Rev. Harry Longueville Jones | |
---|---|
Born | 1806 Piccadilly, London |
Died | 10 November 1870 Kensington, London |
Nationality | British |
Fields |
Archaeology Medieval architecture, History of Wales and artist |
Institutions | Inspector of Schools for Wales |
Alma mater | St John's College, Cambridge and Magdalene College, Cambridge |
Known for | Editor, Archaeologia Cambrensis |
Influences | Leading founder member of the Cambrian Archaeological Association. |
Harry Longueville Jones (1806–1870) was a Welsh archæologist, artist, Inspector of Schools for Wales and leading founding member of the Cambrian Archaeological Association.
Harry Longueville Jones was the great-grandson of Sir Thomas Longueville who died in 1759. The Longuevilles, who came from Wolverton in Buckinghamshire could trace their ancestry back to the Plantagenets Sir Thomas Longueville had married a Conway of Bodrhyddan Hall and he had come to live at Echlusham Hall Wrexham. His daughter Maria Margretta, the sole heiress of the Longueville estates married Captain Thomas Jones of the Court, Wrexham. After his marriage he changed his name to Thomas Longueville-Jones. Longueville-Jones was killed in a duel in 1799 and buried in Wrexham Church. Their son Edward married a Charlotte Elizabeth Stevens, and their son Harry Longueville Jones was born in Piccadilly, London, in 1806. He was educated at a private school at Ealing. He had close connections with other branches of Longueville and Jones families of Penyllan and Llanforda Hall near Oswestry and also Prestatyn in Flintshire. He was also distantly related to the Glynne and Gladstone families, contacts which were to prove useful to him in later life.

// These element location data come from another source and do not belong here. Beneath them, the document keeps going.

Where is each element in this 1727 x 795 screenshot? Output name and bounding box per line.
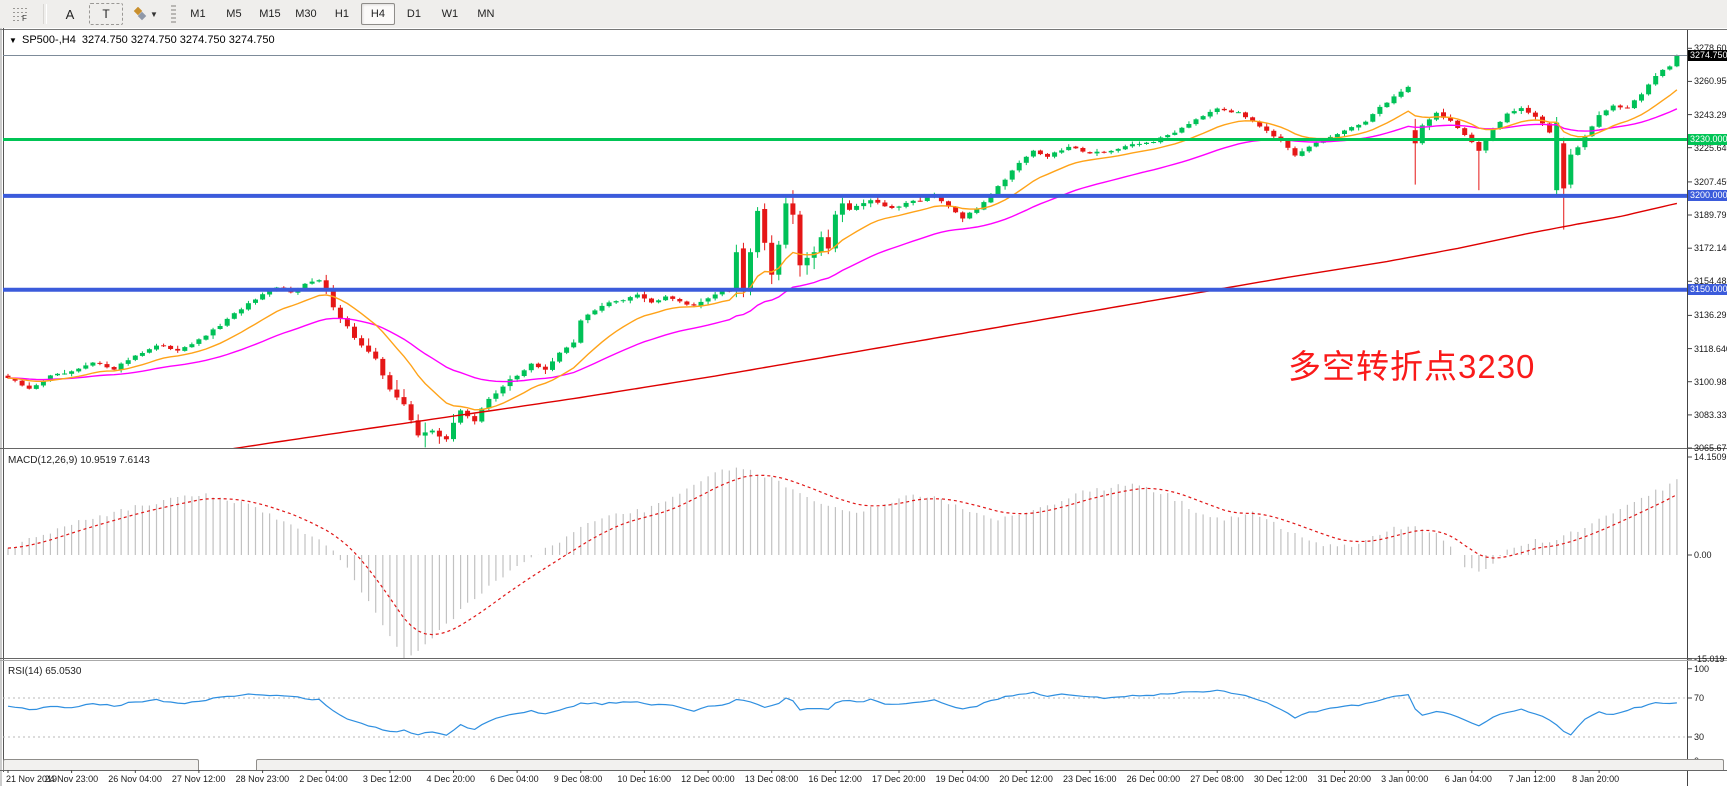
date-axis-label: 31 Dec 20:00 — [1318, 774, 1372, 784]
chart-title: SP500-,H4 3274.750 3274.750 3274.750 327… — [22, 34, 275, 46]
date-axis-label: 27 Dec 08:00 — [1190, 774, 1244, 784]
fgrid-tool-button[interactable]: F — [3, 3, 37, 25]
date-axis-label: 8 Jan 20:00 — [1572, 774, 1619, 784]
timeframe-button-w1[interactable]: W1 — [433, 3, 467, 25]
chart-annotation-text: 多空转折点3230 — [1288, 340, 1535, 388]
toolbar-drag-handle[interactable] — [171, 5, 176, 23]
date-axis-label: 28 Nov 23:00 — [236, 774, 290, 784]
chevron-down-icon: ▼ — [150, 10, 158, 19]
date-axis-label: 19 Dec 04:00 — [936, 774, 990, 784]
rsi-axis-label: 100 — [1694, 664, 1727, 674]
date-axis-label: 10 Dec 16:00 — [617, 774, 671, 784]
date-axis-label: 7 Jan 12:00 — [1508, 774, 1555, 784]
timeframe-button-m1[interactable]: M1 — [181, 3, 215, 25]
rsi-label: RSI(14) 65.0530 — [8, 666, 81, 677]
timeframe-group: M1M5M15M30H1H4D1W1MN — [180, 3, 504, 25]
price-axis-label: 3136.295 — [1694, 310, 1727, 320]
timeframe-button-h4[interactable]: H4 — [361, 3, 395, 25]
date-axis-label: 23 Dec 16:00 — [1063, 774, 1117, 784]
price-axis-label: 3260.950 — [1694, 76, 1727, 86]
price-marker-3150.000: 3150.000 — [1688, 284, 1727, 295]
date-axis-label: 6 Jan 04:00 — [1445, 774, 1492, 784]
date-axis-label: 24 Nov 23:00 — [45, 774, 99, 784]
price-axis-label: 3100.985 — [1694, 377, 1727, 387]
date-axis-label: 20 Dec 12:00 — [999, 774, 1053, 784]
text-tool-button[interactable]: T — [89, 3, 123, 25]
price-axis-label: 3207.450 — [1694, 177, 1727, 187]
price-marker-3230.000: 3230.000 — [1688, 134, 1727, 145]
price-axis-label: 3083.330 — [1694, 410, 1727, 420]
date-axis-label: 30 Dec 12:00 — [1254, 774, 1308, 784]
date-axis-label: 3 Jan 00:00 — [1381, 774, 1428, 784]
timeframe-button-m15[interactable]: M15 — [253, 3, 287, 25]
toolbar: F A T ▼ M1M5M15M30H1H4D1W1MN — [0, 0, 1727, 29]
price-marker-3200.000: 3200.000 — [1688, 190, 1727, 201]
date-axis-label: 12 Dec 00:00 — [681, 774, 735, 784]
date-axis-label: 6 Dec 04:00 — [490, 774, 539, 784]
toolbar-separator — [43, 4, 47, 24]
price-marker-3274.750: 3274.750 — [1688, 50, 1727, 61]
objects-tool-button[interactable]: ▼ — [125, 3, 164, 25]
fgrid-letter: F — [22, 14, 27, 22]
date-axis-label: 2 Dec 04:00 — [299, 774, 348, 784]
bottom-panel-tab[interactable] — [3, 759, 199, 770]
chart-canvas[interactable] — [0, 28, 1727, 786]
date-axis-label: 26 Dec 00:00 — [1127, 774, 1181, 784]
date-axis-label: 17 Dec 20:00 — [872, 774, 926, 784]
date-axis-label: 13 Dec 08:00 — [745, 774, 799, 784]
price-axis-label: 3172.140 — [1694, 243, 1727, 253]
timeframe-button-mn[interactable]: MN — [469, 3, 503, 25]
bottom-panel-tab[interactable] — [256, 759, 1724, 770]
macd-label: MACD(12,26,9) 10.9519 7.6143 — [8, 455, 150, 466]
date-axis-label: 26 Nov 04:00 — [108, 774, 162, 784]
price-axis-label: 3118.640 — [1694, 344, 1727, 354]
shapes-icon — [131, 7, 147, 21]
price-axis-label: 3243.295 — [1694, 110, 1727, 120]
timeframe-button-m30[interactable]: M30 — [289, 3, 323, 25]
chart-window[interactable]: ▼ SP500-,H4 3274.750 3274.750 3274.750 3… — [0, 28, 1727, 786]
date-axis-label: 4 Dec 20:00 — [427, 774, 476, 784]
mt4-window: F A T ▼ M1M5M15M30H1H4D1W1MN ▼ SP500-,H4… — [0, 0, 1727, 795]
grid-f-icon: F — [12, 6, 29, 22]
macd-axis-label: 14.1509 — [1694, 452, 1727, 462]
price-axis-label: 3189.795 — [1694, 210, 1727, 220]
date-axis-label: 16 Dec 12:00 — [808, 774, 862, 784]
timeframe-button-d1[interactable]: D1 — [397, 3, 431, 25]
timeframe-button-h1[interactable]: H1 — [325, 3, 359, 25]
date-axis-label: 27 Nov 12:00 — [172, 774, 226, 784]
rsi-axis-label: 30 — [1694, 732, 1727, 742]
timeframe-button-m5[interactable]: M5 — [217, 3, 251, 25]
date-axis-label: 3 Dec 12:00 — [363, 774, 412, 784]
annotate-a-button[interactable]: A — [53, 3, 87, 25]
chart-dropdown-caret-icon[interactable]: ▼ — [9, 36, 17, 45]
macd-axis-label: 0.00 — [1694, 550, 1727, 560]
macd-axis-label: -15.019 — [1694, 654, 1727, 664]
date-axis-label: 9 Dec 08:00 — [554, 774, 603, 784]
rsi-axis-label: 70 — [1694, 693, 1727, 703]
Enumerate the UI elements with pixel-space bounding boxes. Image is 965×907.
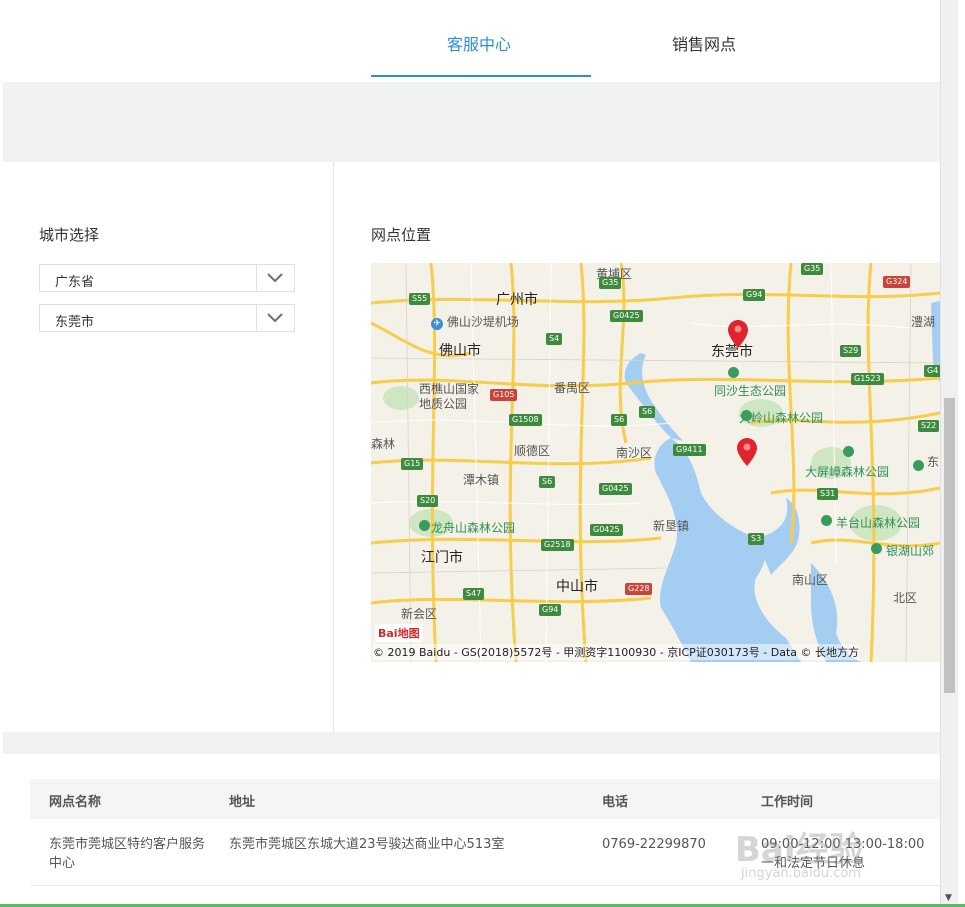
tab-bar: 客服中心 销售网点 <box>0 0 940 82</box>
road-shield: G1508 <box>509 414 542 426</box>
road-shield: G9411 <box>673 444 706 456</box>
chevron-down-icon <box>267 273 283 283</box>
scroll-down-arrow-icon[interactable]: ▼ <box>945 893 952 903</box>
road-shield: S55 <box>409 293 431 305</box>
map-label-tongsha-park: 同沙生态公园 <box>714 384 787 398</box>
road-shield: S31 <box>817 488 839 500</box>
city-select-title: 城市选择 <box>39 226 100 244</box>
road-shield: G1523 <box>851 373 884 385</box>
map-label-panyu: 番禺区 <box>554 381 591 395</box>
road-shield: G4 <box>924 365 940 377</box>
city-dropdown-toggle[interactable] <box>256 305 294 331</box>
map-label-airport: ✈ 佛山沙堤机场 <box>431 313 519 330</box>
tree-icon <box>871 543 882 554</box>
map-label-dapingzhang-park: 大屏嶂森林公园 <box>805 465 890 479</box>
active-tab-indicator <box>371 75 591 77</box>
road-shield: G35 <box>801 263 824 275</box>
road-shield: G0425 <box>610 310 643 322</box>
tree-icon <box>741 410 752 421</box>
road-shield: G228 <box>625 583 653 595</box>
province-value: 广东省 <box>55 275 95 290</box>
road-shield: S6 <box>639 406 656 418</box>
scrollbar-thumb[interactable] <box>944 398 955 693</box>
road-shield: S6 <box>611 414 628 426</box>
map-copyright: © 2019 Baidu - GS(2018)5572号 - 甲测资字11009… <box>373 644 860 660</box>
map-label-forest-edge: 森林 <box>371 437 396 451</box>
map-label-tanmu: 潭木镇 <box>463 473 500 487</box>
airport-name: 佛山沙堤机场 <box>446 315 519 329</box>
road-shield: G0425 <box>599 483 632 495</box>
watermark-text: Bai经验 <box>735 830 864 870</box>
province-dropdown-toggle[interactable] <box>256 265 294 291</box>
map-label-xiqiao-2: 地质公园 <box>419 397 468 411</box>
map-label-shunde: 顺德区 <box>514 444 551 458</box>
map-label-nansha: 南沙区 <box>616 446 653 460</box>
tab-sales-outlets[interactable]: 销售网点 <box>672 31 736 55</box>
map-label-jiangmen: 江门市 <box>421 550 463 566</box>
city-select[interactable]: 东莞市 <box>39 304 295 332</box>
map-label-nanshan: 南山区 <box>792 573 829 587</box>
road-shield: S3 <box>748 533 765 545</box>
road-shield: G15 <box>401 458 424 470</box>
road-shield: G94 <box>539 604 562 616</box>
road-shield: G0425 <box>590 524 623 536</box>
road-shield: G105 <box>490 389 518 401</box>
tree-icon <box>843 446 854 457</box>
header-outlet-name: 网点名称 <box>49 795 102 810</box>
section-separator <box>3 732 940 754</box>
road-shield: S4 <box>546 333 563 345</box>
map-label-xinken: 新垦镇 <box>653 519 690 533</box>
city-value: 东莞市 <box>55 315 95 330</box>
chevron-down-icon <box>267 313 283 323</box>
road-shield: G35 <box>599 277 622 289</box>
location-pin-icon[interactable] <box>728 320 748 348</box>
cell-address: 东莞市莞城区东城大道23号骏达商业中心513室 <box>229 837 505 852</box>
tree-icon <box>728 367 739 378</box>
map-label-zhongshan: 中山市 <box>556 579 598 595</box>
watermark-url: jingyan.baidu.com <box>741 866 861 881</box>
baidu-map[interactable]: 广州市 佛山市 东莞市 黄埔区 番禺区 顺德区 南沙区 江门市 中山市 新会区 … <box>371 263 940 662</box>
tree-icon <box>913 460 924 471</box>
province-select[interactable]: 广东省 <box>39 264 295 292</box>
baidu-map-logo: Bai地图 <box>375 624 423 642</box>
location-pin-icon[interactable] <box>737 438 757 466</box>
road-shield: S29 <box>840 345 862 357</box>
road-shield: G324 <box>883 276 911 288</box>
map-label-beiqu: 北区 <box>893 591 918 605</box>
airport-icon: ✈ <box>431 318 443 330</box>
map-label-east-edge: 东 <box>927 455 940 469</box>
map-section-title: 网点位置 <box>371 226 432 244</box>
road-shield: S20 <box>417 495 439 507</box>
map-label-xinhui: 新会区 <box>401 607 438 621</box>
vertical-scrollbar[interactable]: ▼ <box>940 0 958 907</box>
road-shield: S22 <box>918 420 940 432</box>
road-shield: S47 <box>463 588 485 600</box>
banner-area <box>3 82 940 162</box>
map-label-yangtai-park: 羊台山森林公园 <box>836 516 921 530</box>
header-phone: 电话 <box>602 795 629 810</box>
road-shield: G2518 <box>541 539 574 551</box>
page: 客服中心 销售网点 城市选择 广东省 东莞市 网点位置 广州市 佛山市 东莞市 … <box>0 0 940 907</box>
map-label-yinhu-park: 银湖山郊 <box>886 544 935 558</box>
map-label-foshan: 佛山市 <box>439 343 481 359</box>
cell-outlet-name: 东莞市莞城区特约客户服务中心 <box>49 837 206 871</box>
tree-icon <box>821 515 832 526</box>
header-address: 地址 <box>229 795 256 810</box>
map-label-lake: 澧湖 <box>911 315 936 329</box>
cell-phone: 0769-22299870 <box>602 837 706 852</box>
tree-icon <box>419 520 430 531</box>
road-shield: G94 <box>743 289 766 301</box>
road-shield: S6 <box>539 476 556 488</box>
vertical-divider <box>333 162 334 732</box>
baidu-jingyan-watermark: Bai经验 jingyan.baidu.com <box>735 800 940 890</box>
map-label-guangzhou: 广州市 <box>496 292 538 308</box>
map-label-longzhou-park: 龙舟山森林公园 <box>431 521 516 535</box>
tab-customer-service[interactable]: 客服中心 <box>447 31 511 55</box>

From the school at Ealing, he proceeded to St. John's College, Cambridge, but subsequently migrated to Magdalene College, where he graduated B.A. in 1828 (being 31st Wrangler) and M.A. in 1832. He was elected fellow of his college, and held the offices of lecturer and dean, took holy orders in 1829, and for a short period was curate of Connington, near Peterborough in the diocese of Ely, but did not seek any further clerical preferment. In 1832 he relinquished his fellowship at Magdalene College on his marriage in 1834 to Frances, second daughter of Robert Plowden Weston probably of Wellington, Shropshire.
He was developing his interests in Welsh topography and his talents as an artist while still an undergraduate at Cambridge. In 1829, the year after he graduated, he had published “Illustrations of the Natural Scenery of the Snowdonian Mountains: Accompanied by a Description, Topographical and Historical of the County of Caernarvon” This is a very scarce folio or elephant folio volume, published by Charles Tilt, with text and fifteen large lithograph prints of Snowdonia. A later publishing venture in 1841, also produced by Charles Tilt (now Tilt and Bogue Publishers) was when Jones together with Thomas Wright published the impressive and detailed two volume Memorials of Cambridge, with Historical and Descriptive Accounts. He and Wright prepared the text and he may have submitted some of the illustrations, but the views of the Cambridge Colleges were taken from a number of sources and engraved by John Le Keux.